Bagavdin Umakhanov

Personal information
- Native name: Багаутдин Мустафаевич Умаханов
- Born: Khasavyurt, Dagestan, Russia
- Height: 160 cm (5 ft 3 in)
- Weight: 61 kg (134 lb; 9 st 8 lb)

Sport
- Club: Spartak, Rossiya, Makhachkala

Achievements and titles
- Olympic finals: 11th

Medal record
World Championships
| Bronze medal – third place | 1994 Istanbul | 57 kg |
World Cup
| Gold medal – first place | 1990 Toledo | 52 kg |
| Gold medal – first place | 1992 Moskow | 57 kg |
| Gold medal – first place | 1993 Chattanooga | 57 kg |
European Championships
| Gold medal – first place | 1991 Stuttgart | 57 kg |
| Gold medal – first place | 1992 Kaposvár | 57 kg |
Golden Grand Prix Ivan Yarygin
| Gold medal – first place | 1993 Krasnoyarsk | 57 kg |
| Gold medal – first place | 1994 Krasnoyarsk | 57 kg |
| Gold medal – first place | 1995 Krasnoyarsk | 57 kg |

= Bagavdin Umakhanov =

Russian wrestler

Bagautdin Mustafayevich Umakhanov (born 2 June 1971 in Khasavyurt) is a Russian former wrestler who competed in the 1996 Summer Olympics.
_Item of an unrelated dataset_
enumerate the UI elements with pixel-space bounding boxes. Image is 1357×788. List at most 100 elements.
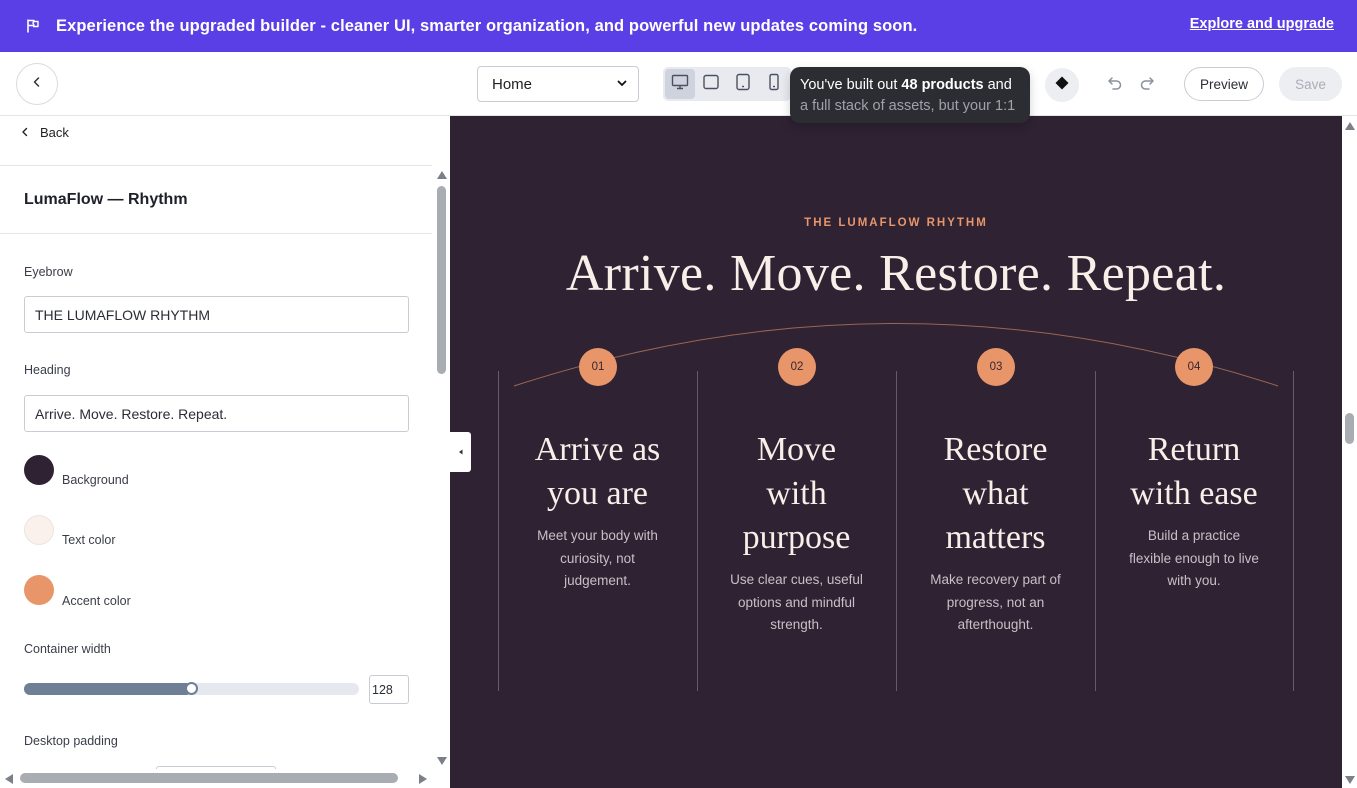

Bagautdin Umakhanov is known for his victories over the 1992 Olympic gold medalist and two-time world champion Alejandro Puerto of Cuba, 2000 Olympic medalist and two-time world champion Terry Brands of USA during their peak years. He is the brother of Murad Umakhanov.